MAMR vs HAMR : oscillateur contre faisceau laser

La miniaturisation des grains magnétiques est un défi pour les constructeurs qui souhaitent sans cesse augmenter la capacité de stockage des disques durs mécaniques, car l’enjeu est de préserver la fiabilité du stockage des données en maintenant leur stabilité. C’est la problématique qui se pose avec les technologies MAMR (Microwave-assisted magnetic recording) de Western Digital et HAMR (Heat Assisted Magnetic Recorded) de Seagate. La première – l’enregistrement magnétique assisté par micro-ondes – s’appuie sur un oscillateur à couple de spin près de la tête de lecture, pour produire un champ d’hyperfréquences plus faible. Cela a pour effet de resserrer les données inscrites et autoriser une densité de 4 térabits par pouce carré.

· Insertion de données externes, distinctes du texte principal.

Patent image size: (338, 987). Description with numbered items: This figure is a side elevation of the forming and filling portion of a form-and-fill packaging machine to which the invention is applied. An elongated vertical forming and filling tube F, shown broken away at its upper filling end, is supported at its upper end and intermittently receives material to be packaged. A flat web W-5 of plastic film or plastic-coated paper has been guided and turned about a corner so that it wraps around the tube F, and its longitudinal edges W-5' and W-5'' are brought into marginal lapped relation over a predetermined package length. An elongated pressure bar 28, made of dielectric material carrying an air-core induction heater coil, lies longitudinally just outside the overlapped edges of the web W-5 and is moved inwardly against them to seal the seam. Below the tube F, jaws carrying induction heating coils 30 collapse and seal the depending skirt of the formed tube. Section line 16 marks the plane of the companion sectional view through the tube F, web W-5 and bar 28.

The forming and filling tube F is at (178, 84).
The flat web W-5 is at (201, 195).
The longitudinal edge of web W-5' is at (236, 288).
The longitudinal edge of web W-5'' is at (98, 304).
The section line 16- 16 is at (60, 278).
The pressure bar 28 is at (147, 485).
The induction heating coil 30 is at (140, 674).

La seconde – l’enregistrement magnétique assisté par la chaleur – chauffe l’emplacement de l’écriture sur le plateau via un faisceau laser pour le rendre plus « magnétisable ». Les bits sont rétrécis et la consommation d’énergie est réduite.

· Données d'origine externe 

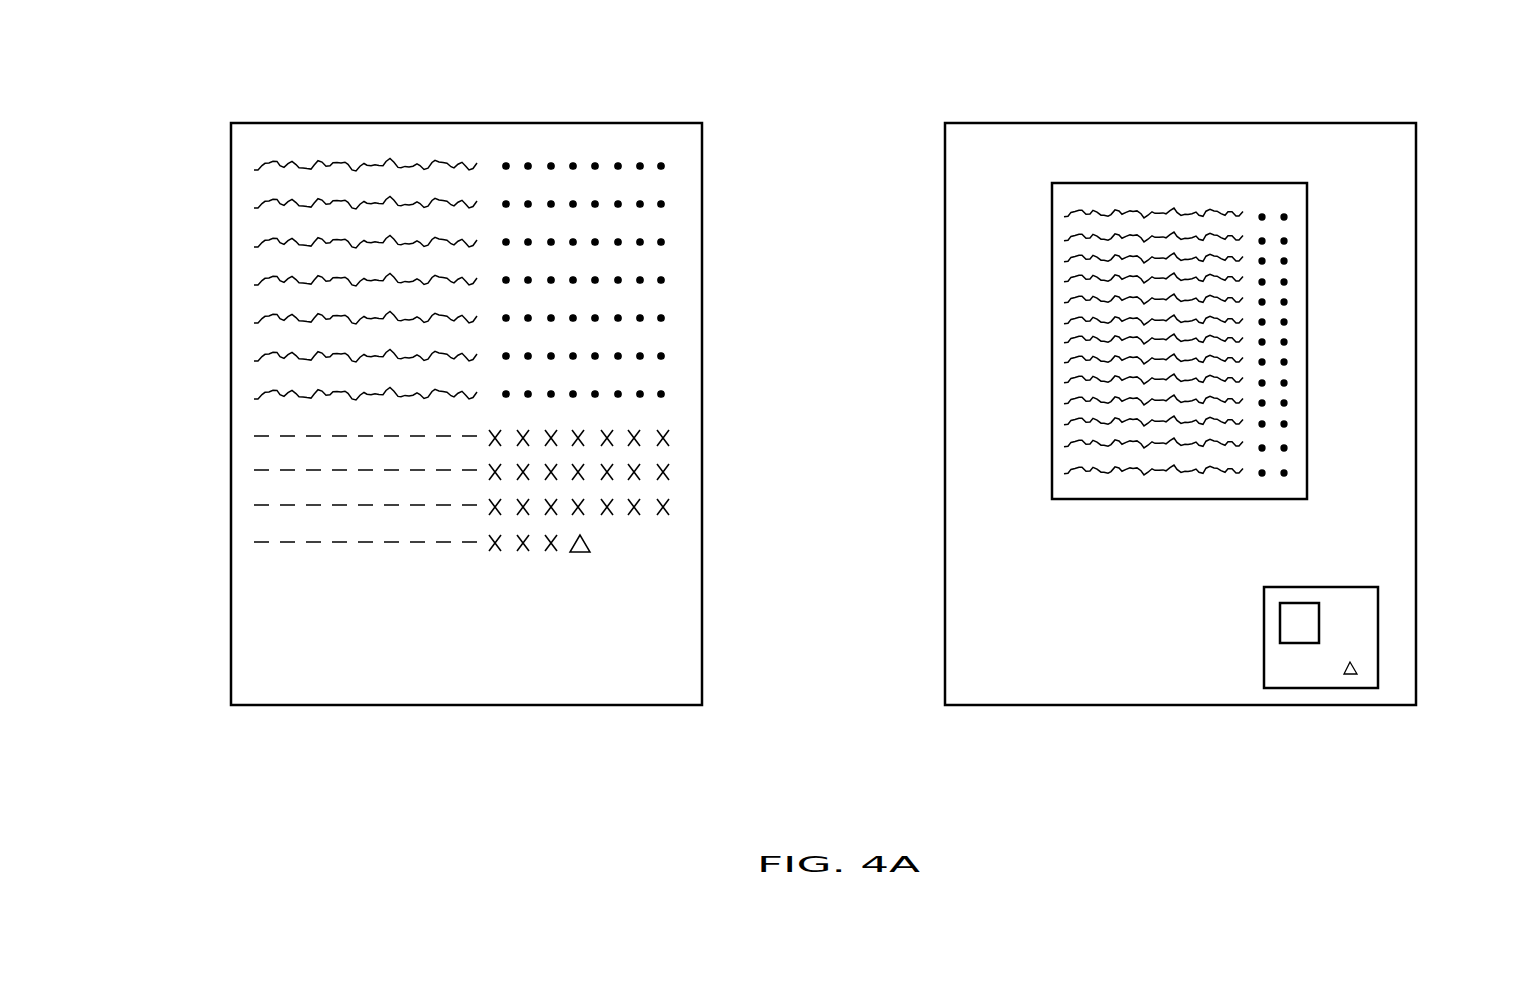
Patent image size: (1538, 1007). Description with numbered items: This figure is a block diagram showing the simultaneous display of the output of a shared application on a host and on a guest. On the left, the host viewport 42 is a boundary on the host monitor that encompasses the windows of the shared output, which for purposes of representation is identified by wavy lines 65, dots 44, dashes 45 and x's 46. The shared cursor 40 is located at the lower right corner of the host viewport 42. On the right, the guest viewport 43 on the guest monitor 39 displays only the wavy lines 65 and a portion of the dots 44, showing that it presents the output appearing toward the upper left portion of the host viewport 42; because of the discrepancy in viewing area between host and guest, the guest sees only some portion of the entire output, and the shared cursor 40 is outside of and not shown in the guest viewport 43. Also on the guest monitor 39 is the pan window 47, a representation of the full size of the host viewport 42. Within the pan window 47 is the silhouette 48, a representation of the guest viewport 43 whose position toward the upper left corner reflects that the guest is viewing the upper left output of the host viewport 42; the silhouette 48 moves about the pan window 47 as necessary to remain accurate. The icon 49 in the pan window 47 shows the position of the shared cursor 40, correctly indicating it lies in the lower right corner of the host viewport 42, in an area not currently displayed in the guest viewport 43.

The guest monitor 39 is at (968, 124).
The shared cursor 40 is at (592, 544).
The host viewport 42 is at (541, 123).
The guest viewport 43 is at (1262, 183).
The dots 44 is at (640, 164).
The dashes 45 is at (260, 436).
The x's 46 is at (667, 442).
The pan window 47 is at (1379, 642).
The silhouette 48 is at (1285, 619).
The icon 49 is at (1353, 678).
The wavy lines 65 is at (303, 168).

Vers des disques durs de 40 To

La technologie HAMR, annoncée dès 2004, devrait aboutir à des disques durs de 20 To commercialisés en 2019. Il existe toutefois des doutes sur sa fiabilité – en raison de la chaleur qu’elle génère (400 à 700° C) – et elle s’annonce par ailleurs plus coûteuse, en raison des nouveaux matériaux qu’elle exige. Défauts dont ne souffre pas la technologie MAMR, qui a nécessité un développement nettement plus rapide – son lancement commercial est aussi programmé pour 2019 – et promet même de réduire les coûts. WD vise la production de HDD MAMR de 40 To d’ici 2025, alors que Seagate pense atteindre cette capacité dès 2023 avec ses disques durs HAMR. Car ce dernier peut s’appuyer sur une autre innovation…

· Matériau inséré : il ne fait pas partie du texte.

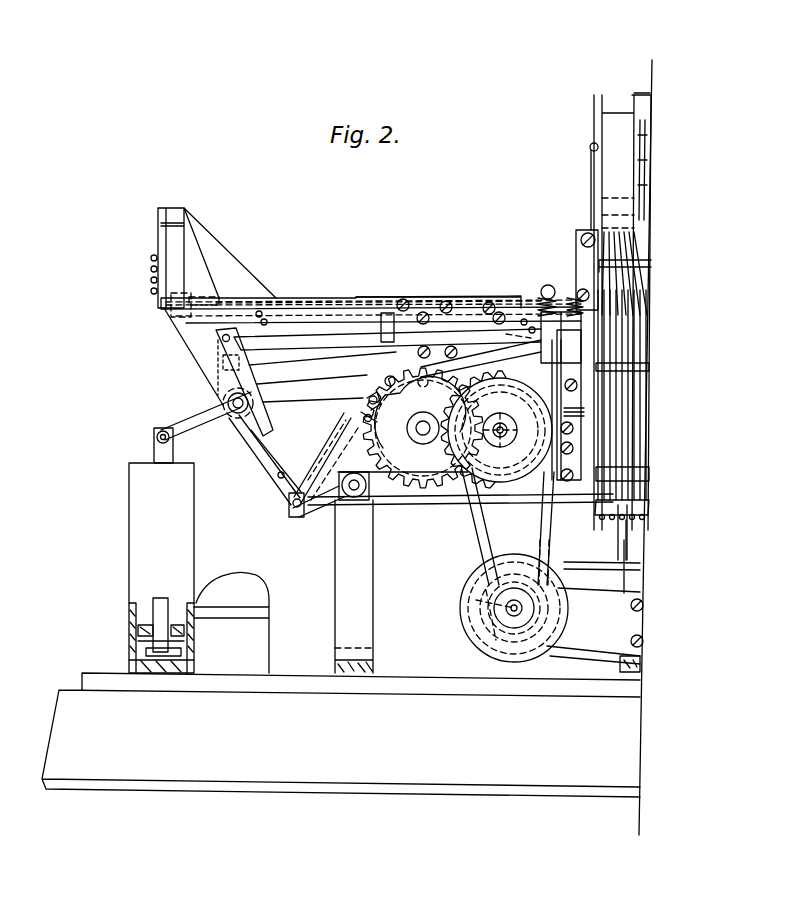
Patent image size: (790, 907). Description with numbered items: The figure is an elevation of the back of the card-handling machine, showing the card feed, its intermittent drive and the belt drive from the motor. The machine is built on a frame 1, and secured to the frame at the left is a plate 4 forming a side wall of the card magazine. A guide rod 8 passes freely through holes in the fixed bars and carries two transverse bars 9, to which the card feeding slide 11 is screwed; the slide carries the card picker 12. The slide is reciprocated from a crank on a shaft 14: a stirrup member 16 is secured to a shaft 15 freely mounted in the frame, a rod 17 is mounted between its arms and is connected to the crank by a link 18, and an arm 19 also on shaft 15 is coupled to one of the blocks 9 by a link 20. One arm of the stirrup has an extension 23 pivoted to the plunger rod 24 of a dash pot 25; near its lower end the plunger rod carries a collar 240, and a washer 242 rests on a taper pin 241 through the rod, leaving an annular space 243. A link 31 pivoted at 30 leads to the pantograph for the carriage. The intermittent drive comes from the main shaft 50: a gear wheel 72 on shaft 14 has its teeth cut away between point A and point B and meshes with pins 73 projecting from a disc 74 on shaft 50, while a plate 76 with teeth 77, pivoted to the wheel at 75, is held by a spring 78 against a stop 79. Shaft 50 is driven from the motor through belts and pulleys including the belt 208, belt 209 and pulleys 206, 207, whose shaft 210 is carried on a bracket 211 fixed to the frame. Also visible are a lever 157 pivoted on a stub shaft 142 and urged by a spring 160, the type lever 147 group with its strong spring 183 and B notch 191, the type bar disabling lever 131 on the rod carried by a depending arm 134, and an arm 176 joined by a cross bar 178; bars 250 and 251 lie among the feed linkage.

The frame 1 is at (203, 352).
The plate 4 is at (316, 297).
The guide rod 8 is at (344, 306).
The transverse bars 9 is at (378, 321).
The card feeding slide 11 is at (215, 292).
The card picker 12 is at (172, 300).
The shaft 14 is at (418, 436).
The shaft 15 is at (232, 412).
The stirrup member 16 is at (262, 452).
The rod 17 is at (276, 476).
The link 18 is at (308, 452).
The arm 19 is at (215, 376).
The link 20 is at (266, 336).
The extension 23 is at (180, 425).
The plunger rod 24 is at (158, 442).
The dash pot 25 is at (155, 523).
The pivot 30 is at (293, 512).
The link 31 is at (306, 482).
The shaft 50 is at (454, 518).
The gear wheel 72 is at (426, 490).
The pins 73 is at (510, 412).
The disc 74 is at (507, 434).
The pivot 75 is at (383, 378).
The plate 76 is at (395, 367).
The teeth 77 is at (453, 370).
The spring 78 is at (368, 435).
The stop 79 is at (373, 413).
The type bar disabling lever 131 is at (626, 512).
The depending arm 134 is at (572, 485).
The stub shaft 142 is at (343, 494).
The type levers 147 is at (640, 290).
The lever 157 is at (472, 472).
The spring 160 is at (527, 303).
The arm 176 is at (600, 518).
The cross bar 178 is at (592, 506).
The spring 183 is at (580, 305).
The B notch 191 is at (512, 470).
The pulley 206 is at (516, 646).
The pulley 207 is at (490, 620).
The belt 208 is at (466, 548).
The belt 209 is at (521, 558).
The shaft 210 is at (520, 606).
The bracket 211 is at (595, 626).
The collar 240 is at (137, 628).
The taper pin 241 is at (140, 641).
The washer 242 is at (142, 648).
The annular space 243 is at (175, 637).
The bar 250 is at (253, 383).
The bar 251 is at (333, 375).
The point A is at (347, 519).
The point B is at (488, 382).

BPMR, la botte secrète de Seagate

La technologie HAMR a une alliée pour remporter la mise dans les prochaines années sur le marché des disques durs traditionnels : la méthode BPMR (Bit-Patterned Magnetic Recording). Attendu pour 2021, l’enregistrement magnétique à motifs binaires prévoit de réduire chaque bit à un unique grain magnétique, contre une vingtaine aujourd’hui. Ce processus lithographique nécessite de nouvelles surfaces magnétiques, mais préfigure une densité de 10 térabits par pouce carré ! On parlera alors de technologie HDMR (Heated-Dot Magnetic Recording). Seagate travaille également sur la technologie Multi Actuator pour doubler les débits, en donnant à un bras de positionnement à chaque tête de lecture afin d’exploiter plusieurs sections d’un disque en parallèle.